Search code examples
cassandradata-modelingdatastaxdatastax-enterprise

cassandra compaction strategy for data which gets updated


I am trying to come up with a compaction strategy for following use case.

We have a table with ttl of 3 years. Most of the data in our scenario will be updated with in 1 month of its insertion.

So essentially all the updates to a record will happen within a month and on average within 2 weeks.

There might be some outliers which can potentially have update after a month but would be rare.

Now i am thinking of using TWCS with a window of 1 month(or may be 2 weeks) I know our use case is not a perfect time series data. but after a month most of the data will never receive an update and will reside in one sstable.

However i am not sure if using a window size of 1 month will have any side-effect.

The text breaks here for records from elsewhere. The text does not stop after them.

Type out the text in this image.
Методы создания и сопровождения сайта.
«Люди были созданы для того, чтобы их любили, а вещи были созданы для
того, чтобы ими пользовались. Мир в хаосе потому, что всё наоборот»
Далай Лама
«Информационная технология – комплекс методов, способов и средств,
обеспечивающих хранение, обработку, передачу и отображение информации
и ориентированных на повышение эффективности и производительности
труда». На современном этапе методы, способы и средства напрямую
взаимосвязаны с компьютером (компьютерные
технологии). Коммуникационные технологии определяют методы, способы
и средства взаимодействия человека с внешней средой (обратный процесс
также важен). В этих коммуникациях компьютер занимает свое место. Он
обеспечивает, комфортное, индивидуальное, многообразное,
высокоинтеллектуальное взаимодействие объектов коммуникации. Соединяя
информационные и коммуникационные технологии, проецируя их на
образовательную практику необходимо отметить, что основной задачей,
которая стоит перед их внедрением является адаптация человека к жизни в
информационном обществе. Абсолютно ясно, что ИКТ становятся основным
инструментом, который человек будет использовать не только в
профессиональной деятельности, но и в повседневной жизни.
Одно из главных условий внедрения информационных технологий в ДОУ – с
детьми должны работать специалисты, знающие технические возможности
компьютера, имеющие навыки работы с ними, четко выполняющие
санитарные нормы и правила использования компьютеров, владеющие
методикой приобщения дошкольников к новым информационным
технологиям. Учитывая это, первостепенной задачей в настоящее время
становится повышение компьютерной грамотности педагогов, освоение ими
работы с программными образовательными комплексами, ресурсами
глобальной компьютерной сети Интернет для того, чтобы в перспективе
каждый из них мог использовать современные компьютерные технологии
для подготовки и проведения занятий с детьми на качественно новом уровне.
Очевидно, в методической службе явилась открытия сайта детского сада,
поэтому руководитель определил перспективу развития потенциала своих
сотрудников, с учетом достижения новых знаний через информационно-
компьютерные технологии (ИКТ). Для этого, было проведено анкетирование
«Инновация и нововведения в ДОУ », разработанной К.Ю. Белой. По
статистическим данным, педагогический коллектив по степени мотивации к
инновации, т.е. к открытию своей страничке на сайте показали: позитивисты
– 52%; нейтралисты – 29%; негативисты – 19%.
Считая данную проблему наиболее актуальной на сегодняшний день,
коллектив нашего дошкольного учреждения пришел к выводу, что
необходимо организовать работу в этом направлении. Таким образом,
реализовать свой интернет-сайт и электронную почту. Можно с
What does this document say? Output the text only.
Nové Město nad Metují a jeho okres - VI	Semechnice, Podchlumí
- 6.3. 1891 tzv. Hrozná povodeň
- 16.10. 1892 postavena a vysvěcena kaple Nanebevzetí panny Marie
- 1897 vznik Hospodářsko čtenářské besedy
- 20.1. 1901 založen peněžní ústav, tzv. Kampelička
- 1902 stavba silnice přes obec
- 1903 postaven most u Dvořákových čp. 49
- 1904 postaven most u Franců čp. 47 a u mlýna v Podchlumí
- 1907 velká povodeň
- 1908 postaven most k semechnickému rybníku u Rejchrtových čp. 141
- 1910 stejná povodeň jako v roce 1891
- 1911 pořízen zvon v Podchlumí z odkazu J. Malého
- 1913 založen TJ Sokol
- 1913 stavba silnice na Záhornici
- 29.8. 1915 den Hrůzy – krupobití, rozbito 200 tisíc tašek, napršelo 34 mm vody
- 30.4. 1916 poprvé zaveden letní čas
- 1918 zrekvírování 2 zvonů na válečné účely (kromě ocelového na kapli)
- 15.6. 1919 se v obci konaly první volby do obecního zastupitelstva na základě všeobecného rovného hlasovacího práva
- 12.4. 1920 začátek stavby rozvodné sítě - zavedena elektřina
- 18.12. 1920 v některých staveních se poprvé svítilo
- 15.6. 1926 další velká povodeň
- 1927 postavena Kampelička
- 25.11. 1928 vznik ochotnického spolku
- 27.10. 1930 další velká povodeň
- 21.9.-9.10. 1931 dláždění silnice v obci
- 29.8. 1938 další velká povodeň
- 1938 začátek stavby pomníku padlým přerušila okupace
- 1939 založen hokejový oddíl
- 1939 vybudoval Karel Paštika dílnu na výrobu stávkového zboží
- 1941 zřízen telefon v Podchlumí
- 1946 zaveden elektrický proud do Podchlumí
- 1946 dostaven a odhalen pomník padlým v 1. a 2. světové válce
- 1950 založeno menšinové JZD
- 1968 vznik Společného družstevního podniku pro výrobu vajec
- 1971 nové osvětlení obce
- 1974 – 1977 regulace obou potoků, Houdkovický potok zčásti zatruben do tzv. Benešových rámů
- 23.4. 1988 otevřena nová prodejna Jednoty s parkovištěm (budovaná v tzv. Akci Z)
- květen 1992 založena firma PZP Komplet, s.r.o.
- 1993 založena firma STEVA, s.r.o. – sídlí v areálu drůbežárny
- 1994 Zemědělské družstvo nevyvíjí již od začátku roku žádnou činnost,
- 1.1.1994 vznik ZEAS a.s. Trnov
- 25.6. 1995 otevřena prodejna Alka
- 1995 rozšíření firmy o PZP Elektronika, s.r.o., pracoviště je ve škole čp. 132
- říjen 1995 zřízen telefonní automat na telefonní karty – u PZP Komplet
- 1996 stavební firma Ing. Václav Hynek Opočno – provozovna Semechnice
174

Also if an update comes out of the window size(i.e after a month) will this create any major problem?

Please let me know what can be the best strategy for the above scenario?


Solution

  • TWCS might be a good pick. But it depends on the data size. If you have a massive data size you would get massive sstables after 1 Month. I would think it would be more reasonable to have Weekly/Biweekly SStables.

    But this takes us to the next question: "What happens with out-of-order updates?" The problem is that the sstable would not be dropped, even if it all expired, because of a "shadow" of the data in another sstable. So files would linger around in your hard drive longer than you expect. Also, since TWCS compacts the data ONCE after the window is done, so your data would spread over several sstables and potentially impacting your read performance.

    You have 2 options here:

    1. Start with TWCS and see how it goes, but knowing the potential drawbacks.
    2. Start with STCS, and create a node with either write-survey mode, or change in a single node the compaction strategy via JMX.

    If you an excellent article about TWCS, tombstones and shadowing here: http://thelastpickle.com/blog/2016/12/08/TWCS-part1.html

    Always remember you can change your compaction strategy later, it is not for "free" or "painless", but can be done.